Osamu Tezuka wrote about everything from Buddha to fascism and gave the world its favorite little boy robot. He’s known for a hundred different things and involved in just as many others that most don’t know were his. Practically every manga he’s done is a venerated smash, to the point of a few series having some obscene paperback prices. He’s a legend, but one that didn’t really speak to me. Until I found one of his books that wasn’t about a shadow doctor or a demon hunter or any of the other boys’ stories that regularly accompany his name atop lists: my Tezuka first love was his shōjo work, girl comics, a prince and princess separated at birth. And it’s the end of the ’50s, so when we say girl comics.
But what do girls want in a comic? Swashbuckling, magic, samurais, detectives, deceptions, angels, delinquents. Lots of jokes. Tezuka understands (and delivers).

It’s fun, and even when things get choppy for the leads you know there’s a happy ending coming eventually. They’re fairy tale-ish kind of stories (mostly), with genre conventions to match. With switched faces at birth, a trickster sprite turns sweet, actually, and the mask to hide the princess’ face leads to intrigue. Courtly deception, one heir is stolen away and another has to live a double life in their place, until circumstance and swordplay bring them back together. A story starts out in a castle but moves naturally to the flophouse. Talking animals and angry spirits, monsters in the forest that gobble up children, and gangs of bandits who save them (by hiding them in a giant loaf of bread).
Folklore aficionados and other classroom regulars will be familiar with the focus on story over history. Iconic characters you meet and run with. The story of Little Red Riding Hood doesn’t normally spend time recalling the conditions under which grandmother fell ill or the days before the woodsman was old enough to swing an axe. You get busy with what they are up to. Tezuka’s Kokeshi Detective Agency. Pako, third grade, is incredibly observant, inquisitive, and fearless. She solves crimes. That’s it, off you go.

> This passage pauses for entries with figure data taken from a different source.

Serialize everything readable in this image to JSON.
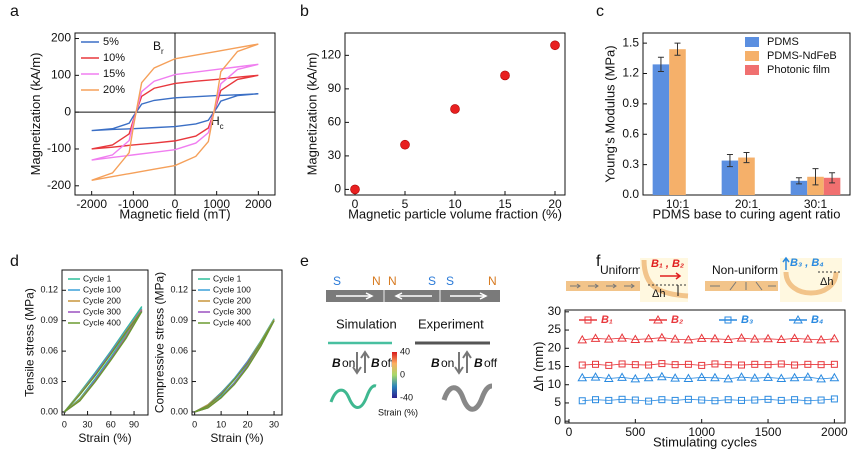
{
  "panel_labels": [
    "a",
    "b",
    "c",
    "d",
    "e",
    "f"
  ],
  "panel_e": {
    "poles": [
      "S",
      "N",
      "N",
      "S",
      "S",
      "N"
    ],
    "simulation": "Simulation",
    "experiment": "Experiment",
    "field_symbol": "B",
    "on": "on",
    "off": "off",
    "colorbar_ticks": [
      40,
      0,
      -40
    ],
    "colorbar_label": "Strain (%)"
  },
  "panel_f_diagram": {
    "uniform": "Uniform",
    "nonuniform": "Non-uniform",
    "field_a": "B₁ , B₂",
    "field_b": "B₃ , B₄",
    "dh": "Δh"
  },
  "chart_data": [
    {
      "type": "line",
      "xlabel": "Magnetic field (mT)",
      "ylabel": "Magnetization (kA/m)",
      "origin_axes": true,
      "legend": "upper left",
      "xlim": [
        -2400,
        2400
      ],
      "ylim": [
        -225,
        215
      ],
      "xticks": [
        -2000,
        -1000,
        0,
        1000,
        2000
      ],
      "yticks": [
        -200,
        -100,
        0,
        100,
        200
      ],
      "annotations": [
        {
          "text": "B",
          "sub": "r"
        },
        {
          "text": "H",
          "sub": "c"
        }
      ],
      "x": [
        2000,
        1500,
        1000,
        500,
        0,
        -500,
        -800,
        -900,
        -1000,
        -1100,
        -1500,
        -2000,
        -1500,
        -1000,
        -500,
        0,
        500,
        800,
        900,
        1000,
        1100,
        1500,
        2000
      ],
      "series": [
        {
          "name": "5%",
          "color": "#3b6fc5",
          "values": [
            50,
            47,
            45,
            42,
            39,
            32,
            22,
            5,
            -11,
            -30,
            -45,
            -50,
            -47,
            -45,
            -42,
            -39,
            -32,
            -22,
            -5,
            11,
            30,
            45,
            50
          ]
        },
        {
          "name": "10%",
          "color": "#e8383d",
          "values": [
            100,
            95,
            89,
            84,
            78,
            65,
            43,
            11,
            -22,
            -59,
            -89,
            -100,
            -95,
            -89,
            -84,
            -78,
            -65,
            -43,
            -11,
            22,
            59,
            89,
            100
          ]
        },
        {
          "name": "15%",
          "color": "#f07ef0",
          "values": [
            130,
            123,
            116,
            109,
            102,
            84,
            56,
            14,
            -28,
            -77,
            -116,
            -130,
            -123,
            -116,
            -109,
            -102,
            -84,
            -56,
            -14,
            28,
            77,
            116,
            130
          ]
        },
        {
          "name": "20%",
          "color": "#f5a05a",
          "values": [
            185,
            175,
            165,
            155,
            145,
            120,
            80,
            20,
            -40,
            -110,
            -165,
            -185,
            -175,
            -165,
            -155,
            -145,
            -120,
            -80,
            -20,
            40,
            110,
            165,
            185
          ]
        }
      ]
    },
    {
      "type": "scatter",
      "xlabel": "Magnetic particle volume fraction (%)",
      "ylabel": "Magnetization (kA/m)",
      "color": "#e82020",
      "xlim": [
        -1,
        21
      ],
      "ylim": [
        -5,
        140
      ],
      "xticks": [
        0,
        5,
        10,
        15,
        20
      ],
      "yticks": [
        0,
        30,
        60,
        90,
        120
      ],
      "x": [
        0,
        5,
        10,
        15,
        20
      ],
      "values": [
        0,
        40,
        72,
        102,
        129
      ]
    },
    {
      "type": "bar",
      "xlabel": "PDMS base to curing agent ratio",
      "ylabel": "Young's Modulus  (MPa)",
      "legend": "upper right",
      "ylim": [
        0,
        1.6
      ],
      "yticks": [
        {
          "value": 0,
          "label": "0.0"
        },
        0.3,
        0.6,
        0.9,
        1.2,
        1.5
      ],
      "categories": [
        "10:1",
        "20:1",
        "30:1"
      ],
      "series": [
        {
          "name": "PDMS",
          "color": "#5b8fe0",
          "values": [
            1.29,
            0.34,
            0.14
          ],
          "errors": [
            0.07,
            0.06,
            0.03
          ]
        },
        {
          "name": "PDMS-NdFeB",
          "color": "#f5b06a",
          "values": [
            1.44,
            0.37,
            0.18
          ],
          "errors": [
            0.06,
            0.05,
            0.08
          ]
        },
        {
          "name": "Photonic film",
          "color": "#f07070",
          "values": [
            null,
            null,
            0.17
          ],
          "errors": [
            null,
            null,
            0.05
          ]
        }
      ]
    },
    {
      "type": "line",
      "xlabel": "Strain (%)",
      "ylabel": "Tensile stress (MPa)",
      "legend": "upper left",
      "xlim": [
        -3,
        108
      ],
      "ylim": [
        -0.003,
        0.14
      ],
      "xticks": [
        0,
        30,
        60,
        90
      ],
      "yticks": [
        {
          "value": 0,
          "label": "0.00"
        },
        0.03,
        0.06,
        0.09,
        0.12
      ],
      "x": [
        0,
        20,
        40,
        60,
        80,
        100,
        80,
        60,
        40,
        20,
        0
      ],
      "series": [
        {
          "name": "Cycle 1",
          "color": "#2fbf9a",
          "values": [
            0,
            0.019,
            0.039,
            0.06,
            0.082,
            0.104,
            0.077,
            0.054,
            0.033,
            0.013,
            0
          ]
        },
        {
          "name": "Cycle 100",
          "color": "#3aa0d8",
          "values": [
            0,
            0.018,
            0.038,
            0.059,
            0.081,
            0.102,
            0.076,
            0.053,
            0.032,
            0.012,
            0
          ]
        },
        {
          "name": "Cycle 200",
          "color": "#c8963a",
          "values": [
            0,
            0.018,
            0.037,
            0.058,
            0.08,
            0.101,
            0.075,
            0.052,
            0.031,
            0.012,
            0
          ]
        },
        {
          "name": "Cycle 300",
          "color": "#9b50c0",
          "values": [
            0,
            0.017,
            0.037,
            0.058,
            0.079,
            0.1,
            0.074,
            0.052,
            0.031,
            0.011,
            0
          ]
        },
        {
          "name": "Cycle 400",
          "color": "#6a9a30",
          "values": [
            0,
            0.017,
            0.036,
            0.057,
            0.079,
            0.099,
            0.073,
            0.051,
            0.03,
            0.011,
            0
          ]
        }
      ]
    },
    {
      "type": "line",
      "xlabel": "Strain (%)",
      "ylabel": "Compressive stress (MPa)",
      "legend": "upper left",
      "xlim": [
        -1,
        33
      ],
      "ylim": [
        -0.003,
        0.14
      ],
      "xticks": [
        0,
        10,
        20,
        30
      ],
      "yticks": [
        {
          "value": 0,
          "label": "0.00"
        },
        0.03,
        0.06,
        0.09,
        0.12
      ],
      "x": [
        0,
        5,
        10,
        15,
        20,
        25,
        30,
        25,
        20,
        15,
        10,
        5,
        0
      ],
      "series": [
        {
          "name": "Cycle 1",
          "color": "#2fbf9a",
          "values": [
            0,
            0.007,
            0.019,
            0.033,
            0.05,
            0.07,
            0.092,
            0.067,
            0.046,
            0.029,
            0.015,
            0.005,
            0
          ]
        },
        {
          "name": "Cycle 100",
          "color": "#3aa0d8",
          "values": [
            0,
            0.007,
            0.018,
            0.033,
            0.05,
            0.069,
            0.091,
            0.066,
            0.046,
            0.028,
            0.015,
            0.005,
            0
          ]
        },
        {
          "name": "Cycle 200",
          "color": "#c8963a",
          "values": [
            0,
            0.007,
            0.018,
            0.032,
            0.049,
            0.069,
            0.091,
            0.066,
            0.045,
            0.028,
            0.014,
            0.005,
            0
          ]
        },
        {
          "name": "Cycle 300",
          "color": "#9b50c0",
          "values": [
            0,
            0.006,
            0.018,
            0.032,
            0.049,
            0.068,
            0.09,
            0.065,
            0.045,
            0.028,
            0.014,
            0.004,
            0
          ]
        },
        {
          "name": "Cycle 400",
          "color": "#6a9a30",
          "values": [
            0,
            0.006,
            0.017,
            0.032,
            0.048,
            0.068,
            0.09,
            0.065,
            0.044,
            0.027,
            0.014,
            0.004,
            0
          ]
        }
      ]
    },
    {
      "type": "line",
      "xlabel": "Stimulating cycles",
      "ylabel": "Δh (mm)",
      "legend": "top",
      "markers": true,
      "xlim": [
        -30,
        2080
      ],
      "ylim": [
        -0.5,
        30.5
      ],
      "xticks": [
        0,
        500,
        1000,
        1500,
        2000
      ],
      "yticks": [
        0,
        5,
        10,
        15,
        20,
        25,
        30
      ],
      "x": [
        100,
        200,
        300,
        400,
        500,
        600,
        700,
        800,
        900,
        1000,
        1100,
        1200,
        1300,
        1400,
        1500,
        1600,
        1700,
        1800,
        1900,
        2000
      ],
      "series": [
        {
          "name": "B₁",
          "color": "#e8383d",
          "marker": "square",
          "values": [
            15.4,
            15.6,
            15.3,
            15.7,
            15.5,
            15.4,
            15.8,
            15.5,
            15.6,
            15.3,
            15.7,
            15.5,
            15.4,
            15.6,
            15.5,
            15.7,
            15.4,
            15.6,
            15.5,
            15.6
          ]
        },
        {
          "name": "B₂",
          "color": "#e8383d",
          "marker": "triangle",
          "values": [
            22.3,
            22.7,
            22.5,
            22.8,
            22.4,
            22.6,
            22.9,
            22.5,
            22.3,
            22.7,
            22.6,
            22.4,
            22.8,
            22.5,
            22.6,
            22.4,
            22.7,
            22.5,
            22.3,
            22.6
          ]
        },
        {
          "name": "B₃",
          "color": "#2a8ae0",
          "marker": "square",
          "values": [
            5.6,
            5.9,
            5.7,
            6.0,
            5.8,
            5.5,
            5.9,
            5.7,
            6.0,
            5.8,
            5.6,
            5.9,
            5.7,
            5.8,
            6.0,
            5.7,
            5.9,
            5.6,
            5.8,
            6.1
          ]
        },
        {
          "name": "B₄",
          "color": "#2a8ae0",
          "marker": "triangle",
          "values": [
            11.9,
            12.1,
            11.7,
            12.0,
            11.6,
            11.9,
            12.2,
            11.8,
            11.7,
            12.0,
            11.9,
            11.6,
            12.1,
            11.8,
            12.0,
            11.7,
            11.9,
            12.1,
            11.6,
            11.9
          ]
        }
      ]
    }
  ]
}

I guess that’s what qualified them as girls’ comics. The detective, the fairy, princess, kenshi, outlaw queen, crossdressing swashbuckler, the heroes of the stories are all heroines. The gender binary sucks, it was used to hurt people then, when the industry was drawing dividing lines in print, and it is used to hurt people now. The idea that what makes these comics for girls is they are about girls is insipid. Tezuka’s dated but teachable shōjo comics are a blast because he subverted the norms, the girls who wouldn’t stay home when told to are raised up to the station of hero. They feel every bit the shōnen story, maybe even a little more sophisticated? The action that was supposed to be purely boys’ books’ territory is just as present, but there’s a bunch of examining gender roles and class expectations where the nosebleeds or BM jokes would be. She’s got powers beyond those of ordinary people, and she uses them to be kind.

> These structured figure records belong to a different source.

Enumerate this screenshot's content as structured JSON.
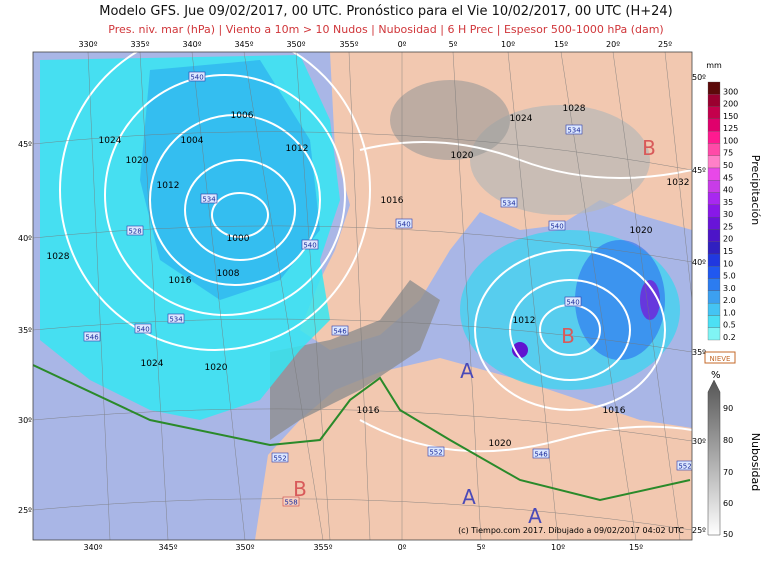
{
  "header": {
    "title": "Modelo GFS. Jue 09/02/2017, 00 UTC. Pronóstico para el Vie 10/02/2017, 00 UTC (H+24)",
    "subtitle": "Pres. niv. mar (hPa) | Viento a 10m > 10 Nudos | Nubosidad | 6 H Prec | Espesor 500-1000 hPa (dam)"
  },
  "map": {
    "top_longitudes": [
      "330º",
      "335º",
      "340º",
      "345º",
      "350º",
      "355º",
      "0º",
      "5º",
      "10º",
      "15º",
      "20º",
      "25º"
    ],
    "bottom_longitudes": [
      "340º",
      "345º",
      "350º",
      "355º",
      "0º",
      "5º",
      "10º",
      "15º"
    ],
    "left_latitudes": [
      "45º",
      "40º",
      "35º",
      "30º",
      "25º"
    ],
    "right_latitudes": [
      "50º",
      "45º",
      "40º",
      "35º",
      "30º",
      "25º"
    ],
    "isobar_labels": [
      "1024",
      "1020",
      "1012",
      "1004",
      "1006",
      "1012",
      "1000",
      "1008",
      "1016",
      "1028",
      "1024",
      "1020",
      "1016",
      "1020",
      "1024",
      "1028",
      "1032",
      "1020",
      "1012",
      "1016",
      "1016",
      "1020"
    ],
    "thickness_labels": [
      "540",
      "534",
      "528",
      "540",
      "534",
      "540",
      "546",
      "546",
      "540",
      "534",
      "534",
      "540",
      "540",
      "552",
      "552",
      "546",
      "558",
      "552"
    ],
    "centers": [
      "B",
      "A",
      "A",
      "A",
      "B",
      "B"
    ],
    "credit": "(c) Tiempo.com 2017. Dibujado a 09/02/2017 04:02 UTC"
  },
  "precip_legend": {
    "unit": "mm",
    "title": "Precipitación",
    "labels": [
      "300",
      "200",
      "150",
      "125",
      "100",
      "75",
      "50",
      "45",
      "40",
      "35",
      "30",
      "25",
      "20",
      "15",
      "10",
      "5.0",
      "3.0",
      "2.0",
      "1.0",
      "0.5",
      "0.2"
    ],
    "colors": [
      "#5c0a0a",
      "#9a0030",
      "#c4004c",
      "#e0006c",
      "#ff1a90",
      "#ff4aa8",
      "#ff80c8",
      "#e848e8",
      "#c83ce8",
      "#a828f0",
      "#8818e8",
      "#6814d8",
      "#4c14c8",
      "#3020c0",
      "#2038e0",
      "#2058f0",
      "#2c7cf0",
      "#3ca0f0",
      "#44c4f4",
      "#4ce0f4",
      "#80f4f4"
    ],
    "snow": "NIEVE"
  },
  "cloud_legend": {
    "unit": "%",
    "title": "Nubosidad",
    "labels": [
      "90",
      "80",
      "70",
      "60",
      "50"
    ]
  }
}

The big sell for these books’ look is they are also very ’50s and feel it. I was drawn to Tezuka’s work by his iconic, vintage simplicity, right there with Walt Disney and Ub Iwerks in creating the aesthetic that would define the time. I saw Snow White (with a dash of Little Nemo) in the creatures of the forest in Twin Knights. The Edo period in The Storm Fairy sure reads like A Touch of Zen but fashioned by the king of ducks Carl Barks. These books really are extra-pleasing on the eye if you enjoy the old time good stuff.

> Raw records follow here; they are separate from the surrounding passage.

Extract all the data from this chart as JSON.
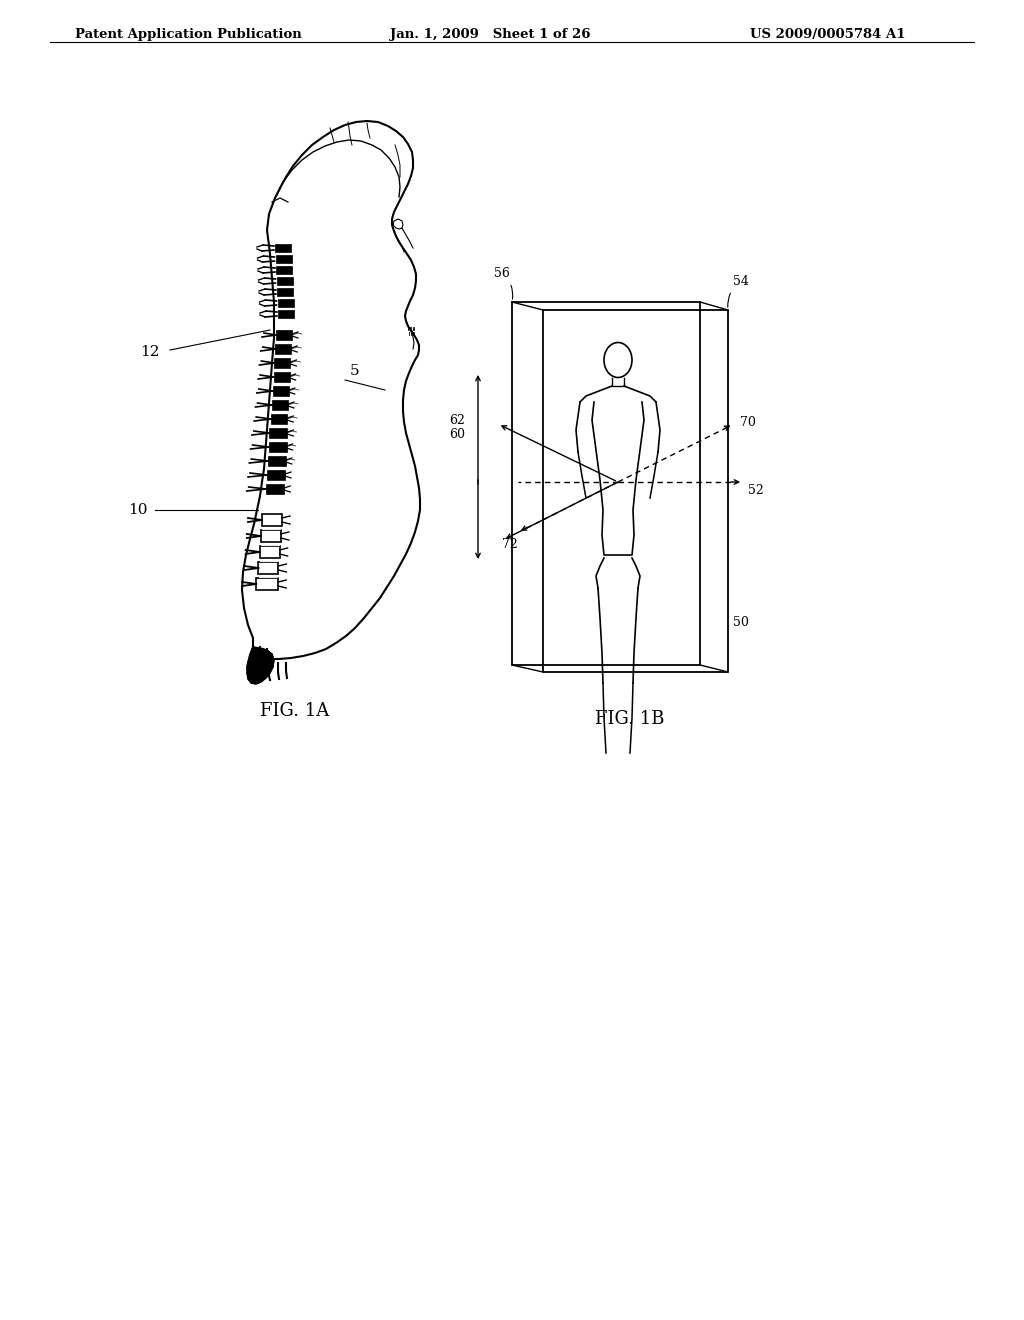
{
  "background_color": "#ffffff",
  "header_left": "Patent Application Publication",
  "header_center": "Jan. 1, 2009   Sheet 1 of 26",
  "header_right": "US 2009/0005784 A1",
  "fig1a_caption": "FIG. 1A",
  "fig1b_caption": "FIG. 1B",
  "label_5": "5",
  "label_10": "10",
  "label_12": "12",
  "label_50": "50",
  "label_52": "52",
  "label_54": "54",
  "label_56": "56",
  "label_60": "60",
  "label_62": "62",
  "label_70": "70",
  "label_72": "72"
}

Tezuka’s art is deceptively simple at first glance. Cherubic, stocky figures, so retro! The broad operatic gestures are streamlined like a pinstriper. Super Uderzo also. Then see the patterns on the clothes, the delicacy and detail. The castles, cities, scenarios that surround the girls follow through immediately behind, and then you’re a little surprised you could’ve ever felt panels so busting with work were unembellished. Tezuka fills the page as water fills the pitcher. There’s a Geof Darrow, Evan Dorkin panel and page density thing happening, just as subtly. Not simple at all, Tezuka is someone who knows how to do everything enough.